(Auto)portrait(s) doux-amer de la guerre aux années 2000, avec comme fil rouge des photos de famille, prétextes à digression sur des époques, des sensations, des espoirs et des attentes. L'adolescence d'une jeune fille dans les années 1950, mai 68, le mariage, la famille, les conventions, les enfants, Mitterand, les déceptions, les attentats, le temps...
Tant d'échos et de ressemblances avec du vécu, de moi ou de proches... Une belle et originale autobiographie (avec quelques passages "généalogiques").
Annie Ernaux, Les Années, Gallimard, 2008 (voir sur Wikipédia)
Dans la polyphonie bruyante des repas de fête, avant que surviennent les disputes et la fâcherie à mort, nous parvenait par bribes, entremelé à celui de la guerre, l’autre grand récit, celui des origines.

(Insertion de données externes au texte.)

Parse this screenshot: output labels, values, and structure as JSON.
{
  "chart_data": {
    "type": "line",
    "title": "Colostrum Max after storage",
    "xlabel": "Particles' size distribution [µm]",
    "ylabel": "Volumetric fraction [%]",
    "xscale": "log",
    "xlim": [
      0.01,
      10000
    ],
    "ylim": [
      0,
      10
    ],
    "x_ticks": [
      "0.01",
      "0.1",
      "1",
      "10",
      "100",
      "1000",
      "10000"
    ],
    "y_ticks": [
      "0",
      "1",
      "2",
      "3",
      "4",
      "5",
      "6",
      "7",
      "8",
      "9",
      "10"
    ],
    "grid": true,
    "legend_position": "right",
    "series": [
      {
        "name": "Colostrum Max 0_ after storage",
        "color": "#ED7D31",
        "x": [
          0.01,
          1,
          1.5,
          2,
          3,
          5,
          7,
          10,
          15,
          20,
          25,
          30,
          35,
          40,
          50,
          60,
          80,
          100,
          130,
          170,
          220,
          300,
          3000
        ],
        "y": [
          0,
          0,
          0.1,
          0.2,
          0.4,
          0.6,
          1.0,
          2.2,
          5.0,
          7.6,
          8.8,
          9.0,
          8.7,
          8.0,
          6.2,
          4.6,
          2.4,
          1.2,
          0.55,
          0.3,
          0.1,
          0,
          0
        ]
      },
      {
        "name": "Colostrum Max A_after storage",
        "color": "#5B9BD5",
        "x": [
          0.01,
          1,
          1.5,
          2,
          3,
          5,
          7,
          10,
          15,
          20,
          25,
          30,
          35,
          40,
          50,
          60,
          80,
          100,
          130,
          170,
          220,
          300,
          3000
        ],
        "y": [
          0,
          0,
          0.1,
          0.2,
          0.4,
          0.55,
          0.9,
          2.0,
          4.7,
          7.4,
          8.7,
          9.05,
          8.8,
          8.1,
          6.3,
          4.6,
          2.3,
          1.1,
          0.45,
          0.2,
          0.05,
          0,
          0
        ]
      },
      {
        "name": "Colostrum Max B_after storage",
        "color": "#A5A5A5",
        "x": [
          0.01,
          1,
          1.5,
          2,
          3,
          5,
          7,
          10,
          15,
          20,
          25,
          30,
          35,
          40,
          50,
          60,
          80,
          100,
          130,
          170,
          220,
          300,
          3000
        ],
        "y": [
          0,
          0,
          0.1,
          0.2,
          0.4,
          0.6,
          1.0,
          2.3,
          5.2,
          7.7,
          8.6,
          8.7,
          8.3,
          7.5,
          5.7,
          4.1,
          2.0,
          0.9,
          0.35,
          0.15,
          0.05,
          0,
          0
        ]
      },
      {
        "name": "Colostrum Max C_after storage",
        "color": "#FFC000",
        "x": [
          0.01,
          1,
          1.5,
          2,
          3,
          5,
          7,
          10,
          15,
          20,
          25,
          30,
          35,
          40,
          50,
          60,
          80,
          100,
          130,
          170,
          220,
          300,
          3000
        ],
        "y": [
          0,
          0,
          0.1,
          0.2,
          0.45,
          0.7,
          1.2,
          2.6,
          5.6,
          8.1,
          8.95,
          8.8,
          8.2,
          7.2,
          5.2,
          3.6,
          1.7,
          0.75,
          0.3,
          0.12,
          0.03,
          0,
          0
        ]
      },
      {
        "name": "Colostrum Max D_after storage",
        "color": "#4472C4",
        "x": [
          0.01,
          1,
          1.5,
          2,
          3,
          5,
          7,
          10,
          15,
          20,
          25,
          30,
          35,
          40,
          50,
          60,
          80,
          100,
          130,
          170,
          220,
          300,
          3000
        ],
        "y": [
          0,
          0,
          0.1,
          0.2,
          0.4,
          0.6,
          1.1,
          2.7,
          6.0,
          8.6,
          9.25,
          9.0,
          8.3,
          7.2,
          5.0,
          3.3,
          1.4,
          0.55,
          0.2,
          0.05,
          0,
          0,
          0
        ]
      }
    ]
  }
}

Des hommes et des femmes surgissaient, sans autre désignation parfois que leur titre de parenté, « père », « grand-père », « arrière-grand-mère », réduits à un trait de caractère, une anecdote drôle ou tragique, à la grippe espagnole, l’embolie ou le coup de pied de cheval qui les avaient emportés – des enfants qui n’avaient pas atteint notre âge, une cohorte de figures qu’on ne connaîtrait jamais. Se mettaient en place les fils d’une parenté difficiles à débrouiller durant des années jusqu’à ce qu’enfin on puisse délimiter correctement les « deux côtés » et séparer ceux qui nous sont quelque chose par le sang de ceux qui ne nous sont « rien ».
Récit familial et récit social c’est tout un. Les voix des convives délimitaient les espaces de la jeunesse : la campagne et les fermes où, de mémoire perdue, les hommes avaient été commis et les filles servantes, l’usine où tous s’étaient rencontrés, fréquentés, mariés, les petits commerces où avaient accédé les plus ambitieux. Elles dessinaient des histoires sans événements personnels autres que les naissances, les mariages et les deuils, sans voyages en dehors du régiment dans uner lointaine ville de garnison, des existences occupées par le travail, sa dureté et son usure, les menaces de la boisson.
[…]
Dans le grésillement du projecteur, se voir pour la première fois marcher, remuer les lèvres, rire muettement sur l’écran déplié dans le living, décontenançait. On s’étonnait de soi, de ses gestes. C’était une sensation neuve, sans doute analogue à celle des gens du XVIIIe siècle quand ils s’étaient vus dans un miroir, ou des arrière-grands-parents devant leur premier portrait en photo. On n’osait rien dire de son trouble, préférant regarder les autres parents, amis, sur l’écran, plus conformes à ce qu’ils étaient déjà pour nous. Entendre sa voix au magnétophone était encore plus terrible.
[…]
La généalogie s’emparait des gens. Ils allaient dans les mairies de leur région natale, collectionnaient les actes de naissance et de décès, fascinés et déçus devant des archives muettes où n’apparaissaient que des noms, des dates et des professions : Jacques-Napoléon Thuillier, né le 3 juillet 1807, journalier, Florestine-Pélagie Chevalier, tisserande. On s’attachait à des objets et des photos de famille, étonnés d’en avoir perdu sans chagrin dans les années soixante-dix quand ils nous manquaient tant aujourd’hui. On avait besoin de se « ressourcer ». De tous côtés montait l’exigence des « racines ».